Son olarak, bana "Kürt öldürüldü diye Kürt olduğunu söylüyorsun, ya ölen sivil Türkler ve askerler?" diyecek olan kişilere sözüm. Ben o insanlara samimi olarak üzüldüğüm ve samimi olarak bu kanın durmasını istediğim için senden bir farkım var, senin gibi "PKK'yı Kürtlerden ayırıp haritadan silelim, daha çok asker yollayıp sikelim!" deyip olaya bilgisayar oyunu gibi bakmıyor ve tarafların oturup anlaşmalarını savunuyorum. Kabul etsen de etmesen de, PKK Kürt halkının destek verdiği bir örgüt. Ve kabul etsen de etmesen de PKK bir sonuç. Her iki tarafın da neden olduğu tüm bu sivil ölümleri bir sonuç. Sonuç varsa, nedenine bakacaksın. Sonuçları insanlık adına utanç verir, bizi rahatsız eder ama nedeni çok farklı yerlerde ararsan, sonuç aynen devam eder. O yüzden 30 senedir ardı arkası gelmeyen ölümler oluyor. Artık kim sivil, kim masum, kim değil, bunun ayrımının olmadığı bir konumdayız. Önemli olan ölenlerin CV'si değil, bölgenin kan gölüne döndüğü gerçeğidir. Ben İstanbul'lu bir vatandaş olarak, kendi halkını bombalayan, istediğini hapse atan, medyayı istediği gibi yönlendiren bu devletten korkuyorum. Onu en güçlü, kararlı ve örgütlü olarak sorgulayan halkın yanında olduğunu söylüyor olmam, sizce garip mi?

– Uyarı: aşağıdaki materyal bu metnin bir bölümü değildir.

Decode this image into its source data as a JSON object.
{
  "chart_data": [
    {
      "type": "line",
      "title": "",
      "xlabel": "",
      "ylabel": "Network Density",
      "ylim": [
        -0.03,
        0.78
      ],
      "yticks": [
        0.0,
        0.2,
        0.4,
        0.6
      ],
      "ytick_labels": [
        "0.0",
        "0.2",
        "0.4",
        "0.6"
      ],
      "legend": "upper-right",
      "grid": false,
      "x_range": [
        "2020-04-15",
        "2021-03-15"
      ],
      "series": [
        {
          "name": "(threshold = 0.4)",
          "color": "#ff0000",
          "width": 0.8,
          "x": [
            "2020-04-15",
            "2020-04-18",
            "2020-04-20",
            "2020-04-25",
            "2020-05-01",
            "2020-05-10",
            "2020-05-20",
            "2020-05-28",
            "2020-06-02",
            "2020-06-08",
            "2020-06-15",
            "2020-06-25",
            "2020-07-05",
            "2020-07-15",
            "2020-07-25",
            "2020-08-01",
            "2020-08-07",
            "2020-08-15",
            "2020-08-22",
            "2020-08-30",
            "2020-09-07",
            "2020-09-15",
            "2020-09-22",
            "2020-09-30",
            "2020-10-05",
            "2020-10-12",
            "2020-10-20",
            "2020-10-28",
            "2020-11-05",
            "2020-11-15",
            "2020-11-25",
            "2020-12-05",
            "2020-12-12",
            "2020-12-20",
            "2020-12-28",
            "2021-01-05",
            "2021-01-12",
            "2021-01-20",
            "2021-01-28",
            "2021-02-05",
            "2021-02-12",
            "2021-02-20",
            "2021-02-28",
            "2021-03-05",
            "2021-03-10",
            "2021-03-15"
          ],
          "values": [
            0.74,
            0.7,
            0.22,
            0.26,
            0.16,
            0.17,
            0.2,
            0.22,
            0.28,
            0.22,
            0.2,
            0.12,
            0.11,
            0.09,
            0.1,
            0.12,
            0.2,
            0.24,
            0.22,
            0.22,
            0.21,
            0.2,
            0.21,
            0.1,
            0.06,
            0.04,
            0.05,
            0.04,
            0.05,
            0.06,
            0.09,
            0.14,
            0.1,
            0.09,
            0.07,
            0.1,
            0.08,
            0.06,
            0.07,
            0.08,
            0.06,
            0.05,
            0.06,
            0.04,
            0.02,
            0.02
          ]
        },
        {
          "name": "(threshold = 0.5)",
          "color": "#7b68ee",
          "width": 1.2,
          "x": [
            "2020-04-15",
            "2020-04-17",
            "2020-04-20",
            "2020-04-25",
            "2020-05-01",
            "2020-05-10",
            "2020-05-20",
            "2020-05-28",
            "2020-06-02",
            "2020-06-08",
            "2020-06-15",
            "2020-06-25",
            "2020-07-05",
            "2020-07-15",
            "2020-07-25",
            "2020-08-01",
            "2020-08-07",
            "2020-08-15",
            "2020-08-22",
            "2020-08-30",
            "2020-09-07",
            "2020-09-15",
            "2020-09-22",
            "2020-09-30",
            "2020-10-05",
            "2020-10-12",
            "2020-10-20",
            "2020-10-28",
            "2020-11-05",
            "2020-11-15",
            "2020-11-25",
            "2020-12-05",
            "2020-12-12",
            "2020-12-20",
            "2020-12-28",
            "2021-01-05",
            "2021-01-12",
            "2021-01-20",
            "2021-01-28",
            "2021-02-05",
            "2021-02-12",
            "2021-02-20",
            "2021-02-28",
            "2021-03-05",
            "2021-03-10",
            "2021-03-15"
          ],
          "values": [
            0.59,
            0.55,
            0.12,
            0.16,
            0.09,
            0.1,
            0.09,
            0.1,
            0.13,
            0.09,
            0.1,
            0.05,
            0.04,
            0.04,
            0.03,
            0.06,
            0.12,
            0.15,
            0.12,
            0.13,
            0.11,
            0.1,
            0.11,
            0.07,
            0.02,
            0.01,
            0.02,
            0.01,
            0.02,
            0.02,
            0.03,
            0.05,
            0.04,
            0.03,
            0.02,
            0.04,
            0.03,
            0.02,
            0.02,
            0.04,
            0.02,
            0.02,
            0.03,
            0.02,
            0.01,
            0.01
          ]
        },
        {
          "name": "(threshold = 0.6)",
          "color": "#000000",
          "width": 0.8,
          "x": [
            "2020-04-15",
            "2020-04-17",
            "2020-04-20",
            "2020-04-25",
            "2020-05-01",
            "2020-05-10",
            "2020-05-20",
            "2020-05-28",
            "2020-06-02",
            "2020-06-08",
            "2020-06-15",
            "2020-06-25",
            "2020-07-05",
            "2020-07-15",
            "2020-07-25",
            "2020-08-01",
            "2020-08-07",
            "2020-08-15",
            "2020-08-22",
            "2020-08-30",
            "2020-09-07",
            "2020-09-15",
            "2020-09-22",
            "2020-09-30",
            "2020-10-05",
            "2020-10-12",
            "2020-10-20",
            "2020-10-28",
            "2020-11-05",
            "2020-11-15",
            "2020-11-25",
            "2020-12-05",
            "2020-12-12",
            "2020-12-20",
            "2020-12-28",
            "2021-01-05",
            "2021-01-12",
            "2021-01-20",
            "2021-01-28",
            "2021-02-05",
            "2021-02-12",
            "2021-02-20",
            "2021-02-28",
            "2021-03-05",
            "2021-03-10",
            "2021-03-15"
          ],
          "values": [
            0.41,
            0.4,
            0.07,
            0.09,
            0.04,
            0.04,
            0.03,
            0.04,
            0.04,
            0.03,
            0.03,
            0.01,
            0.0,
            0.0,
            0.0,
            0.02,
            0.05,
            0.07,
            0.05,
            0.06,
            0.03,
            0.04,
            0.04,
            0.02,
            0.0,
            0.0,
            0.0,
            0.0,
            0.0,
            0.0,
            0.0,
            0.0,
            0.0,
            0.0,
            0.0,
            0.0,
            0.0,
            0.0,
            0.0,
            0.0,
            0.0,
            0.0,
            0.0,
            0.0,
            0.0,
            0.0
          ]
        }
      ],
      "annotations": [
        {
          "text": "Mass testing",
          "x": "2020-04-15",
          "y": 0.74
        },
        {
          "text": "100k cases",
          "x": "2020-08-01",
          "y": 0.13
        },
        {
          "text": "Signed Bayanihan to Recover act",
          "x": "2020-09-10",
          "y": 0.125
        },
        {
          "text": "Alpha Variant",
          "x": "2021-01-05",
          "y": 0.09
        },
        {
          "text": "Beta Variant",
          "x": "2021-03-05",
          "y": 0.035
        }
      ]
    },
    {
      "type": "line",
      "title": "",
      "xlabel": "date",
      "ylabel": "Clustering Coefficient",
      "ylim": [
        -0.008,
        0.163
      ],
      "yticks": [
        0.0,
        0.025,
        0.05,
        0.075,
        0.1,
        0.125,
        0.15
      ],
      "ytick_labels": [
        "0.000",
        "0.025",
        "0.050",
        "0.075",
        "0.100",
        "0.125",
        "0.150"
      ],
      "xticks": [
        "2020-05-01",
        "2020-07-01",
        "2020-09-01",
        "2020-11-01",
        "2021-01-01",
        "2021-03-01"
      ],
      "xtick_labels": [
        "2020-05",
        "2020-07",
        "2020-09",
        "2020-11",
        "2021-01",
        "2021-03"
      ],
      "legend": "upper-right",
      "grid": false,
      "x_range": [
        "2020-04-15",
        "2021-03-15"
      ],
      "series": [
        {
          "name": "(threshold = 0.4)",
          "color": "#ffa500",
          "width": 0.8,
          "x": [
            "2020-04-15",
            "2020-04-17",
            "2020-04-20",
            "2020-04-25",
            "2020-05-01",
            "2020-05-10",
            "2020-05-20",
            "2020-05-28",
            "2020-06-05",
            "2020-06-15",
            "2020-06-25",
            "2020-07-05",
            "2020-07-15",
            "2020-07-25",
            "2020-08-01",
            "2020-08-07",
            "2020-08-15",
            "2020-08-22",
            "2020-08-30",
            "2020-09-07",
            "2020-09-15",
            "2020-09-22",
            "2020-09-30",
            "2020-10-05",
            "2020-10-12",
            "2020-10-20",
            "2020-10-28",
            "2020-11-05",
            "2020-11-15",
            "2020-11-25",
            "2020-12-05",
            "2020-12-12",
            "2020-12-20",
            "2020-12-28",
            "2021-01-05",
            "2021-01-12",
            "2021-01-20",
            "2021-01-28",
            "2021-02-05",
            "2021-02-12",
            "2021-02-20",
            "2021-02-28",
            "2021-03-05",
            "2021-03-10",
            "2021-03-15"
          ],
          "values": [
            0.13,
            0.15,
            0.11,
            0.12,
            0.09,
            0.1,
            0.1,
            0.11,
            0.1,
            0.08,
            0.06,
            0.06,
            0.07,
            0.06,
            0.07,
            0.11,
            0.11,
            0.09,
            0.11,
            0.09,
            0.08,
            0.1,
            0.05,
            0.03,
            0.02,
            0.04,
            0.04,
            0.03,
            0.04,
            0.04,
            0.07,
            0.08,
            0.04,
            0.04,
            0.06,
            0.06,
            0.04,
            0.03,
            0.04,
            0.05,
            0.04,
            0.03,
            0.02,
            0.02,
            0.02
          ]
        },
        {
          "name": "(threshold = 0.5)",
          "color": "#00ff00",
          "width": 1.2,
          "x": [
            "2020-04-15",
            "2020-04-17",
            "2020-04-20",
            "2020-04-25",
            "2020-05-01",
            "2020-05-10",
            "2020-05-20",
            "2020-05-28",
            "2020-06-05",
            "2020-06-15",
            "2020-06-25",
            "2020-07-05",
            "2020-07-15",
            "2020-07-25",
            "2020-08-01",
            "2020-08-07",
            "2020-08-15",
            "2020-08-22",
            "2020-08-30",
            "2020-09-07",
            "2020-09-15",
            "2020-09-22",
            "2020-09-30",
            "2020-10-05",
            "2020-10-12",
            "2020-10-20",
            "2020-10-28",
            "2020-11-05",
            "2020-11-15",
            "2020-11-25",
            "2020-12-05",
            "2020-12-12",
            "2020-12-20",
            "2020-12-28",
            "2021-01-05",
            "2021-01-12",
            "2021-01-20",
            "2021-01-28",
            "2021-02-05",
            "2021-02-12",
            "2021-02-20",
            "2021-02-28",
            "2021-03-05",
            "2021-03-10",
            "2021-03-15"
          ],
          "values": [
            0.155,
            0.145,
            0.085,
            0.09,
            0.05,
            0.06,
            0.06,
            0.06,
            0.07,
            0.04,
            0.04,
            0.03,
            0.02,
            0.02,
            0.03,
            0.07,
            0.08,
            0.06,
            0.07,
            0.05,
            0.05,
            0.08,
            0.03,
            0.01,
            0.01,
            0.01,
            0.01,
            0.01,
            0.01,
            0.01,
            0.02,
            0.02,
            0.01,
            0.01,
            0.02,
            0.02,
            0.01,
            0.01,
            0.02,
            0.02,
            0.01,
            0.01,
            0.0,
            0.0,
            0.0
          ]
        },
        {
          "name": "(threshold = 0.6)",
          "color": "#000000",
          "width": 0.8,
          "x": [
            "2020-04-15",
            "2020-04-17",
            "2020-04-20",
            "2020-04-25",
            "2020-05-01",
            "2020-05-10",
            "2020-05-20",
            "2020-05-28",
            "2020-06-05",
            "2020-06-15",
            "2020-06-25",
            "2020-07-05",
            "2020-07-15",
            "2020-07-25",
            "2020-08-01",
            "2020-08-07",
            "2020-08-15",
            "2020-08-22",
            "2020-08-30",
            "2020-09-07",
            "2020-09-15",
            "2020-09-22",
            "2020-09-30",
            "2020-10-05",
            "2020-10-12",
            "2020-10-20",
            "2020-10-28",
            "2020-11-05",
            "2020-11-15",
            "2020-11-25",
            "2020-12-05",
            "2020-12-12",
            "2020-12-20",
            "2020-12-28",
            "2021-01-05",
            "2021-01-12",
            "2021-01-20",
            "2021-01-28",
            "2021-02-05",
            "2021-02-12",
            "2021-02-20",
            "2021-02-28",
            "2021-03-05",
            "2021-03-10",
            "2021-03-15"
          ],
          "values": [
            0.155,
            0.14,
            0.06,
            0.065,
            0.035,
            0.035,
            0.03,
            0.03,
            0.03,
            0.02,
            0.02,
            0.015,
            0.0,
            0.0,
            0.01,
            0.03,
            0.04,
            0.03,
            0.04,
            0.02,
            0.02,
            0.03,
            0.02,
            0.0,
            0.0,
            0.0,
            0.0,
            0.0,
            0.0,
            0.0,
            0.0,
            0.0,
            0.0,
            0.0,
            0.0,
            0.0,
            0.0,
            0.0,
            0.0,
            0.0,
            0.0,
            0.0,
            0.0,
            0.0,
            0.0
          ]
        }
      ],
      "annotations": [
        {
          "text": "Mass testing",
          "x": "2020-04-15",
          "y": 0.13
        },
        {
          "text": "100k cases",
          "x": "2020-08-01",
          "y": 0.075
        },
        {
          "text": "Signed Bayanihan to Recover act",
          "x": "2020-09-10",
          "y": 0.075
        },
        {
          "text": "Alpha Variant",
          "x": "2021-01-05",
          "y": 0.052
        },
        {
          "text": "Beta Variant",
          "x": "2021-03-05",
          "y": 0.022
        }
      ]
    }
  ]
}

Not: Yorumlarınızın silindiğinden dolayı herkesten özür diliyorum. Her giriş yaptığımda önüme çıkan onlarca yorum ve yorumları filtrelemediğimden dolayı yeni yorum uyarısı almadığım için yeni yorumları farkedememem nedeniyle yorum listesini temizlemek istemiştim, öyle olunca yorumlar da gidiyormuş meğer. Değerli yorumlar ve onlara verdiğim uzun cevapların silinmiş olmasından dolayı bir burukluk yaşadığımı belirteyim. Yorumları filtrelememeye devam edeceğim, istediğinizi yazabilirsiniz. Herkese daha güzel günler diliyorum.